Nel giugno del 1940, al comando del ten. col. Luigi Peluselli, furono impiegati oltre 1.000 soldati, 79 sottufficiali, 27 ufficiali nella protezione della capitale, Addis Abeba.
Successivamente, il battaglione fu assegnato alle truppe che difendevano Cheren dalla offensiva della 4a divisione anglo-indiana che avanzava lungo la stretta di Dongolaas.
A partire dal 2 febbraio, si susseguirono attacchi e contrattacchi a difesa del passo che rappresentava il perno della strenua opposizione ai reparti indiani, lì inchiodati. Uno dei comandanti inglesi, il generale William Platt, osservando le posizioni in prima linea col binocolo,
si rivolse al suo brigadiere, generale Messervy, indicandogli le alture di fronte e chiese: “Son forse capre, quelle ombre che vedo saltare sul monte?”. “Non propriamente”, rispose Messervy, “Sono quei soldati che gli italiani chiamano alpini!”.
Tra il 15 e il 25 marzo, i britannici sferrarono due offensive su Cheren che resero vani ogni sforzo e ogni atto eroico degli alpini le cui postazioni risultarono non più difendibili per la graduale scomparsa dei difensori.
L’ Uork Amba ebbe 323 morti (5 ufficiali, 18 sottufficiali, 300 uomini di truppa) e 460 feriti (14 ufficiali, 26 sottufficiali, 420 uomini di truppa).
“E così – citando le parole del rapporto stilato dal ten. col. Peluselli – il battaglione Uork Amba, che per aver combattuto ovunque era sembrato al nemico un reggimento, chiude l’epopea di Cheren, quasi completamente distrutto; ma non domo.”.
Un centinaio di uomini e due ufficiali si sottrassero alla cattura raggiungendo l’Asmara dopo una marcia di cento chilometri. Spostatisi a Massaua, parteciparono alla difesa della città fino alla sua caduta, nell’aprile del 1941.
Al battaglione Uork Amba venne concessa la medaglia d’argento al V.M. e al suo comandante la Croce di cavaliere dell’Ordine Militare di Savoia.

PÁTRIA AMADA
“Moçambique nossa terra gloriosa. Pedra a pedra construindo um novo dia. Milhões de braços, uma só força. Oh pátria amada, vamos vencer. Povo unido do Rovuma ao Maputo. Colhe os frutos do combate pela paz. Cresce o sonho ondulando na bandeira. E vai lavrando na certeza do amanhã” (*)
Con la firma a Roma, il 4 ottobre 1992, di un accordo di pace tra il presidente mozambicano Joaquim Chissano e Alfonso Dhlakama, leader della RENAMO, la Resistência Nacional Moçambicana, si mise la parola fine a una guerra civile costata oltre un milione e mezzo di vittime.

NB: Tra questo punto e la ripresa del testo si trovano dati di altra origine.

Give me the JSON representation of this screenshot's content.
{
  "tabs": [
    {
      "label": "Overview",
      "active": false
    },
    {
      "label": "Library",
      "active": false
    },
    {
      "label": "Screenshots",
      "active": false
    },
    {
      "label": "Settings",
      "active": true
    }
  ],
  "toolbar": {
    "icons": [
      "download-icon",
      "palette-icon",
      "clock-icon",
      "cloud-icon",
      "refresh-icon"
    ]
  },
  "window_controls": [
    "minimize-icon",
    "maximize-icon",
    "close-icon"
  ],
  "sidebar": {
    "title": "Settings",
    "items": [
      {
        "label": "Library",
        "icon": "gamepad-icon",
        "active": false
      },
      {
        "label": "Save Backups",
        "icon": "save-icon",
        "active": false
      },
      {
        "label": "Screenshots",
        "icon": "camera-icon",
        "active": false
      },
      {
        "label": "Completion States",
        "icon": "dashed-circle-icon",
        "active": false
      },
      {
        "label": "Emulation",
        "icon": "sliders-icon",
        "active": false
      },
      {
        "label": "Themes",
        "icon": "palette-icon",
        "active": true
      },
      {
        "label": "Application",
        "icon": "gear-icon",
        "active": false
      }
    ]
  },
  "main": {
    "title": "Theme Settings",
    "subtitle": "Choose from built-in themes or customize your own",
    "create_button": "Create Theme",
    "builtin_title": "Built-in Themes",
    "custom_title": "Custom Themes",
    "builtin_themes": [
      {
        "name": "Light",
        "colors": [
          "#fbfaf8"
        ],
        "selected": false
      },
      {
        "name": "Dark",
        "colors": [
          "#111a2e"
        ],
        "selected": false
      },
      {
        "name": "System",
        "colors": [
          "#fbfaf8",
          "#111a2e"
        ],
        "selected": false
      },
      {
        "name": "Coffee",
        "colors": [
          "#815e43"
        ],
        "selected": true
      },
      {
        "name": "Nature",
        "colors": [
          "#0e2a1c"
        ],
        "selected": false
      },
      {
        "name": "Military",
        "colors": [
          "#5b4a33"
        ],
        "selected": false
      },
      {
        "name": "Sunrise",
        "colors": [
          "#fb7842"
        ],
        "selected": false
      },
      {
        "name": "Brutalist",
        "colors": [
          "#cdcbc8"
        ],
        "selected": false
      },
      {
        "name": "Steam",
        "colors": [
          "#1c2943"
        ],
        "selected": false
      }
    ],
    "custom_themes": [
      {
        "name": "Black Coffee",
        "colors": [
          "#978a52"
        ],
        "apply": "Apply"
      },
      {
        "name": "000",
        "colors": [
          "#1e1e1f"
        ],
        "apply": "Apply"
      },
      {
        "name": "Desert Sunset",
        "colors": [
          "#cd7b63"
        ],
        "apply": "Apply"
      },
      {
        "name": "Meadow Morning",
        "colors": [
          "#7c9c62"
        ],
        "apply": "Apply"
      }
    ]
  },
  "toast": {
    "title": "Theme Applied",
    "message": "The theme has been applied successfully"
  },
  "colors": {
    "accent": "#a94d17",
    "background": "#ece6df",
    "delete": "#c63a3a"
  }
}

Su questa base, l’ONU autorizzava l’invio in Mozambico di un contingente internazionale, l'ONUMOZ (United Nations Operation in Mozambique), una forza di 6500 uomini che doveva vigilare sul rispetto degli accordi e del quale facevano parte 1030 caschi blu italiani del Contingente Albatros.

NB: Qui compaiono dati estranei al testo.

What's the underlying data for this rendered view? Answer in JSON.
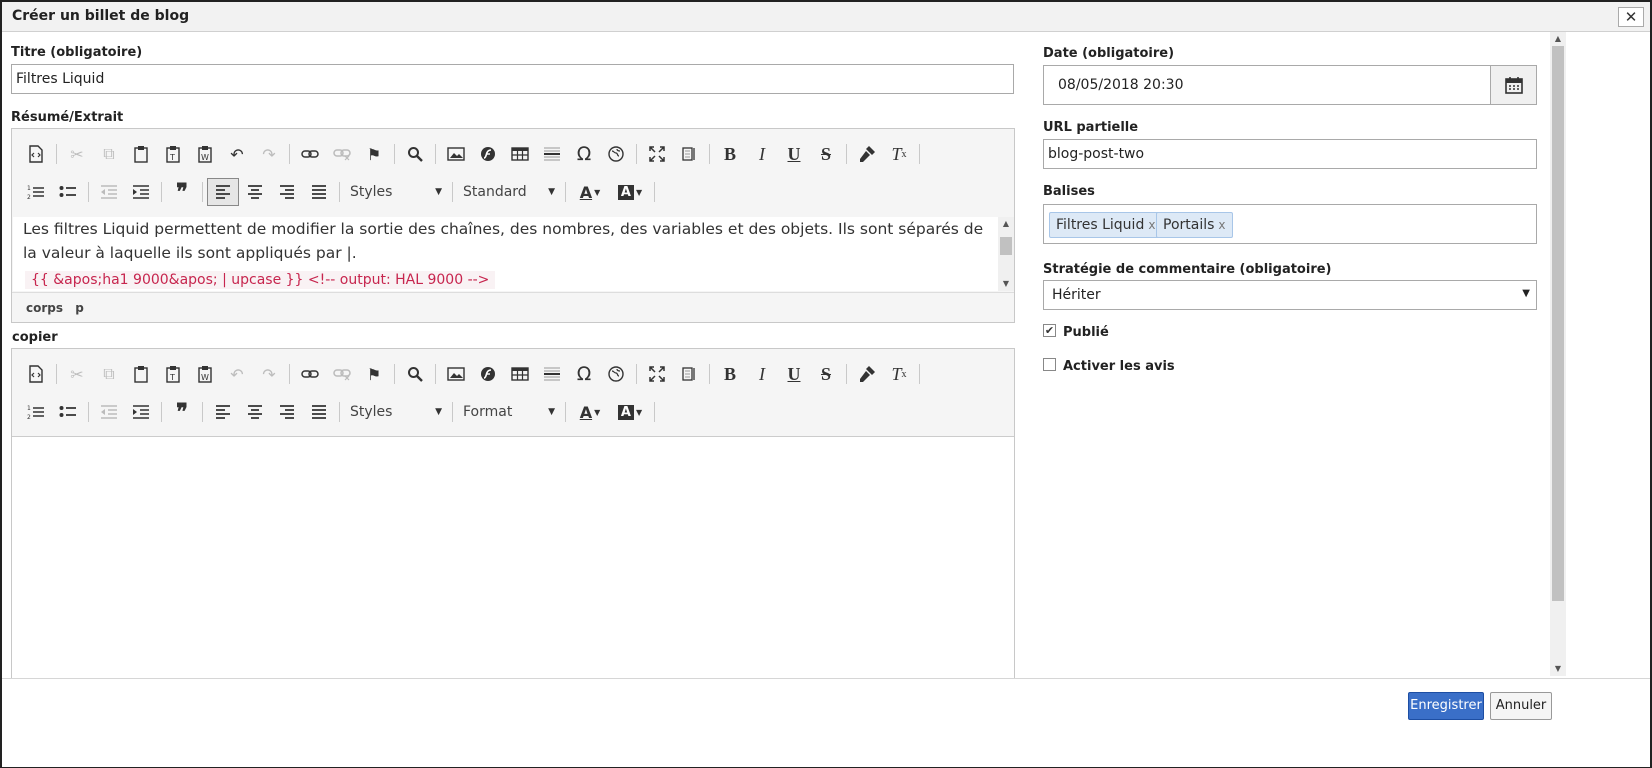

Gli alpini tornavano nel Continente africano dopo 52 anni, questa volta in missione di pace con la brigata Taurinense (febbraio-ottobre 1993) poi avvicendata dalla Julia fino al maggio del 1994. In seguito, fino alle elezioni di ottobre, il contingente si ridurrà a 230 uomini (Albatros 2), venendo dislocato nella città di Beira. In attuazione alla risoluzione 797 del Consiglio di Sicurezza, si trattava di favorire la pacificazione e la transizione verso la democrazia del Paese; fornire sostegno sanitario al personale nazionale e ONU operante nella Regione centrale; fornire il medesimo aiuto alla popolazione locale; infine, garantire protezione e sicurezza al personale e ai militari italiani. Il contingente “Albatros” ricevette quindi il compito di controllare il corridoio di Beira, una valle percorsa da una ferrovia, da una rotabile, che collega lo Zimbabwe all'’Oceano Indiano, e da un oleodotto.
Su questa struttura produttiva si incentravano gli interessi di molti Paesi occidentali tra cui la Gran Bretagna (leader economico dell’area con la multinazionale Lonrho) e il consorzio dei Paesi baltici, gestore dei terminali ferroviario, petrolifero e portuale di Beira.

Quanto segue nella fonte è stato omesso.